Systemic Pasteurellosis


Systemic Pasteurellosis has been diagnosed by Athlone Regional Veterinary Laboratory (RVL) as the cause of death in lambs from two separate flocks in County Roscommon and County Westmeath. The lamb carcasses were submitted to Athlone RVL, which is operated by the Department of Agriculture, Food and the Marine (DAFM). Systemic Pasterellosis is commonly diagnosed in lambs in autumn. It is reported as the most common cause of sudden death in 4-9 month old lambs after weaning in the United Kingdom, and it is capable of causing severe outbreaks with high morbidity and high mortality.

Two lambs were submitted to Athlone RVL from a flock in County Roscommon, with a reported history of failure to thrive, excessive salivation, and stiff gait.
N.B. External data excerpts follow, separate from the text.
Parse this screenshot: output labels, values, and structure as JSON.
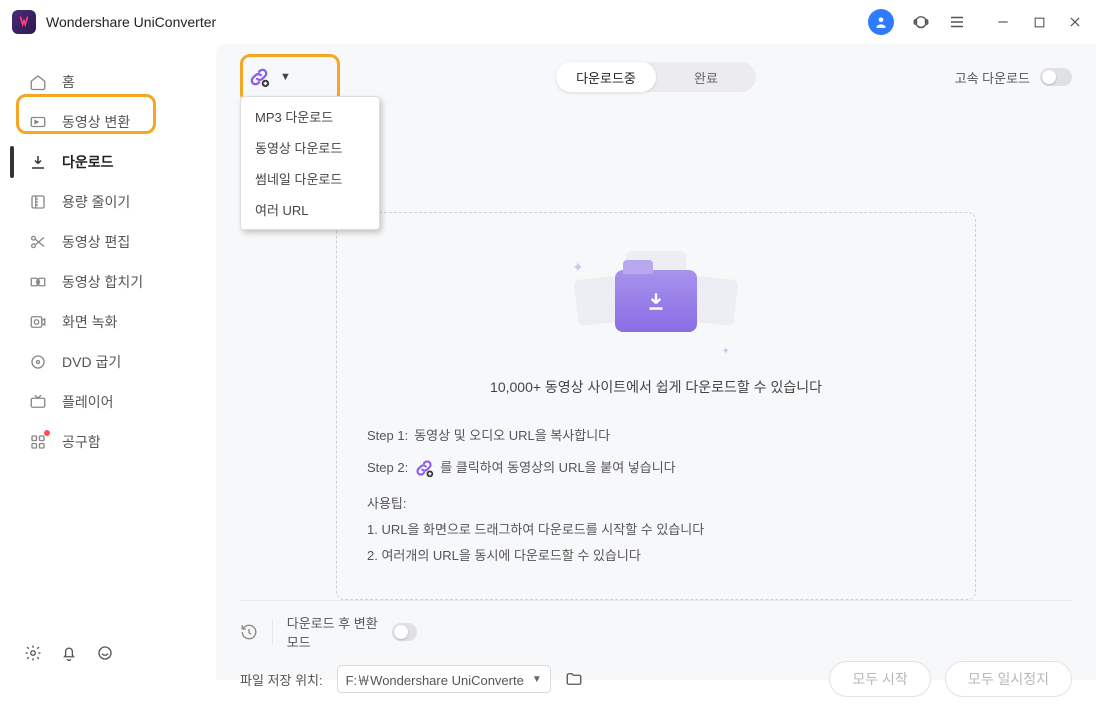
{
  "app": {
    "title": "Wondershare UniConverter"
  },
  "sidebar": {
    "items": [
      {
        "label": "홈"
      },
      {
        "label": "동영상 변환"
      },
      {
        "label": "다운로드"
      },
      {
        "label": "용량 줄이기"
      },
      {
        "label": "동영상 편집"
      },
      {
        "label": "동영상 합치기"
      },
      {
        "label": "화면 녹화"
      },
      {
        "label": "DVD 굽기"
      },
      {
        "label": "플레이어"
      },
      {
        "label": "공구함"
      }
    ]
  },
  "dropdown": {
    "items": [
      {
        "label": "MP3 다운로드"
      },
      {
        "label": "동영상 다운로드"
      },
      {
        "label": "썸네일 다운로드"
      },
      {
        "label": "여러 URL"
      }
    ]
  },
  "tabs": {
    "downloading": "다운로드중",
    "done": "완료"
  },
  "fast_label": "고속 다운로드",
  "hero_text": "10,000+ 동영상 사이트에서 쉽게 다운로드할 수 있습니다",
  "steps": {
    "s1_label": "Step 1:",
    "s1_text": "동영상 및 오디오 URL을 복사합니다",
    "s2_label": "Step 2:",
    "s2_text": "를 클릭하여 동영상의 URL을 붙여 넣습니다",
    "tips_label": "사용팁:",
    "tip1": "1. URL을 화면으로 드래그하여 다운로드를 시작할 수 있습니다",
    "tip2": "2. 여러개의 URL을 동시에 다운로드할 수 있습니다"
  },
  "footer": {
    "convert_label": "다운로드 후 변환 모드",
    "path_label": "파일 저장 위치:",
    "path_value": "F:￦Wondershare UniConverte",
    "start_all": "모두 시작",
    "pause_all": "모두 일시정지"
  }
}
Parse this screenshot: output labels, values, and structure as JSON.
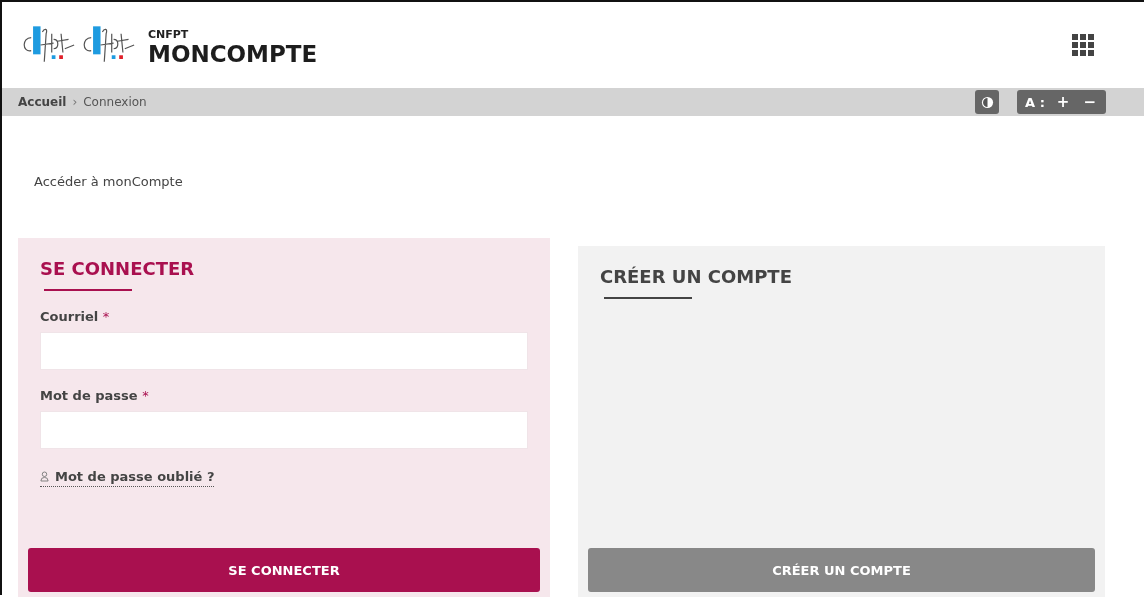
{
  "header": {
    "org": "CNFPT",
    "title": "MONCOMPTE"
  },
  "breadcrumb_separator": "›",
  "breadcrumb": [
    {
      "label": "Accueil",
      "current": false
    },
    {
      "label": "Connexion",
      "current": true
    }
  ],
  "accessibility": {
    "font_label": "A :",
    "increase": "+",
    "decrease": "−"
  },
  "page_title": "Accéder à monCompte",
  "cards": [
    {
      "kind": "login",
      "title": "SE CONNECTER",
      "fields": [
        {
          "label": "Courriel",
          "mark": "*"
        },
        {
          "label": "Mot de passe",
          "mark": "*"
        }
      ],
      "link": "Mot de passe oublié ?",
      "button": "SE CONNECTER"
    },
    {
      "kind": "signup",
      "title": "CRÉER UN COMPTE",
      "button": "CRÉER UN COMPTE"
    }
  ]
}
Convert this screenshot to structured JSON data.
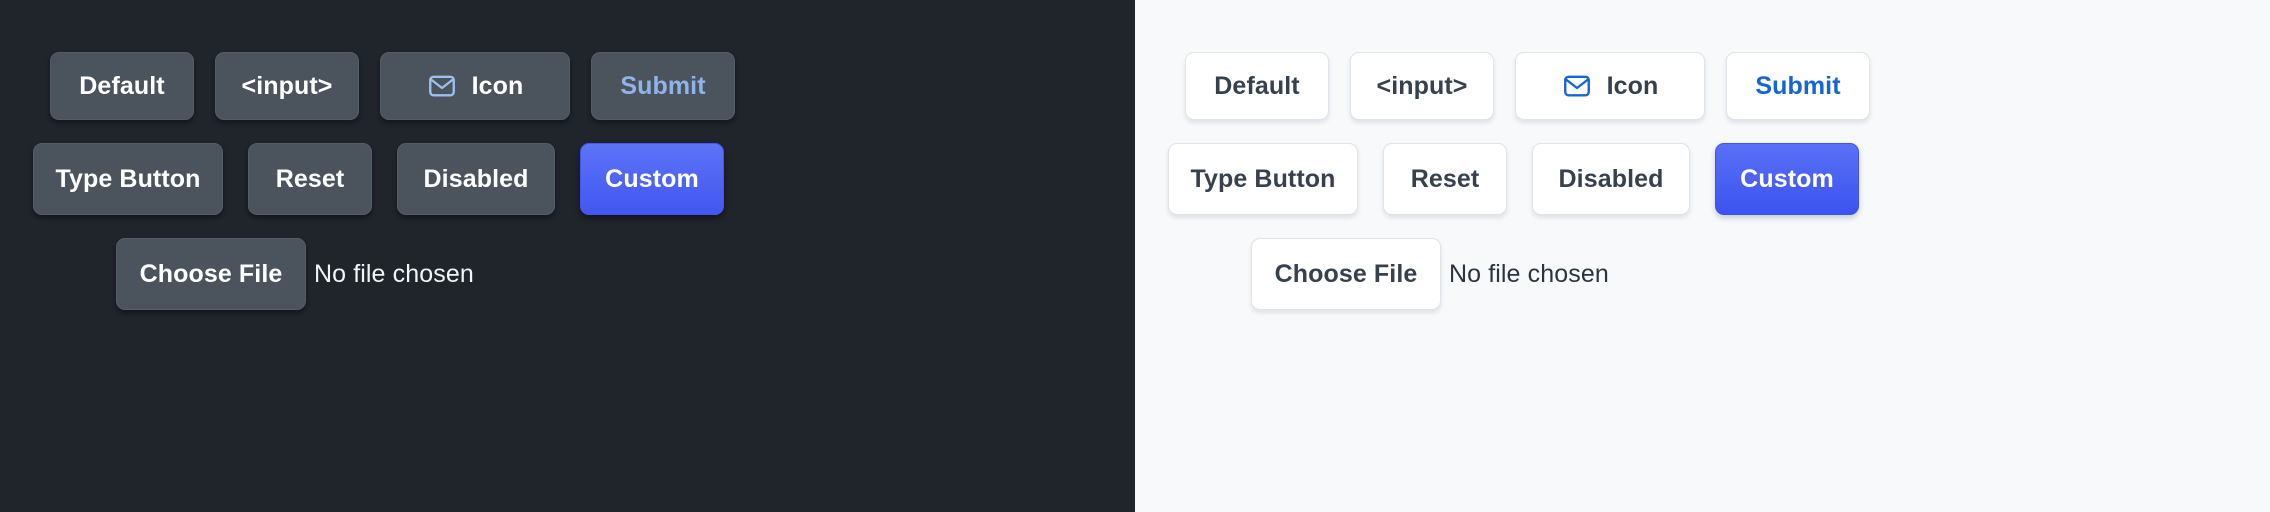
{
  "panels": [
    {
      "theme": "dark",
      "background": "#20242b",
      "button_bg": "#4b535d",
      "text_color": "#ffffff",
      "submit_color": "#8fb4e8",
      "custom_color": "#4257f0",
      "icon_color": "#9cc0ec",
      "rows": [
        {
          "buttons": [
            {
              "label": "Default",
              "name": "default-button"
            },
            {
              "label": "<input>",
              "name": "input-button"
            },
            {
              "label": "Icon",
              "name": "icon-button",
              "icon": "envelope-icon"
            },
            {
              "label": "Submit",
              "name": "submit-button"
            }
          ]
        },
        {
          "buttons": [
            {
              "label": "Type Button",
              "name": "type-button"
            },
            {
              "label": "Reset",
              "name": "reset-button"
            },
            {
              "label": "Disabled",
              "name": "disabled-button"
            },
            {
              "label": "Custom",
              "name": "custom-button"
            }
          ]
        },
        {
          "file_button_label": "Choose File",
          "file_status": "No file chosen"
        }
      ]
    },
    {
      "theme": "light",
      "background": "#f7f9fb",
      "button_bg": "#ffffff",
      "button_border": "#dfe4e9",
      "text_color": "#37414d",
      "submit_color": "#1565d8",
      "custom_color": "#3c53ef",
      "icon_color": "#1565d8",
      "rows": [
        {
          "buttons": [
            {
              "label": "Default",
              "name": "default-button"
            },
            {
              "label": "<input>",
              "name": "input-button"
            },
            {
              "label": "Icon",
              "name": "icon-button",
              "icon": "envelope-icon"
            },
            {
              "label": "Submit",
              "name": "submit-button"
            }
          ]
        },
        {
          "buttons": [
            {
              "label": "Type Button",
              "name": "type-button"
            },
            {
              "label": "Reset",
              "name": "reset-button"
            },
            {
              "label": "Disabled",
              "name": "disabled-button"
            },
            {
              "label": "Custom",
              "name": "custom-button"
            }
          ]
        },
        {
          "file_button_label": "Choose File",
          "file_status": "No file chosen"
        }
      ]
    }
  ]
}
There had been four losses in the flock over four days, out of a total of 600 lambs which had been purchased approximately six weeks prior to the losses occurring.

Four lambs were submitted from a flock in County Westmeath, with a reported history of failure to thrive, weight loss and recumbency. There had been twenty losses in the flock over three days, out of a total of 180 lambs.

Bibersteinia trehalosi is most often associated with the systemic or septicaemic form of pasteurellosis affecting lambs. Pasteurella multocida and Mannheimia haemolytica are bacteria from the same family, Pasteurellaceae, and are most commonly associated with pneumonic pasteurellosis, the respiratory form of pasteurellosis. 

Bibersteinia trehalosi inhabits the mucosal surfaces of the gastrointestinal, respiratory and genital tracts of mammals, and it is often isolated from the lungs of sheep, goats and cattle. Pathogenicity is variable and isolation may be incidental. The bacteria is distributed worldwide. Predisposing factors to the development of pasteurellosis include stressors such as concurrent infection, parasitism, overcrowding, exposure to inclement weather, poor ventilation, handling, and transportation.

Clinical signs of Systemic Pasteurellosis in lambs include pyrexia, lethargy, inappetence, and sudden death. Effective vaccines are available to protect lambs against Systemic Pasteurellosis. Farmers are advised to contact their private veterinary practitioner to discuss diagnosis, treatment and control in greater detail if they suspect this condition in their flocks.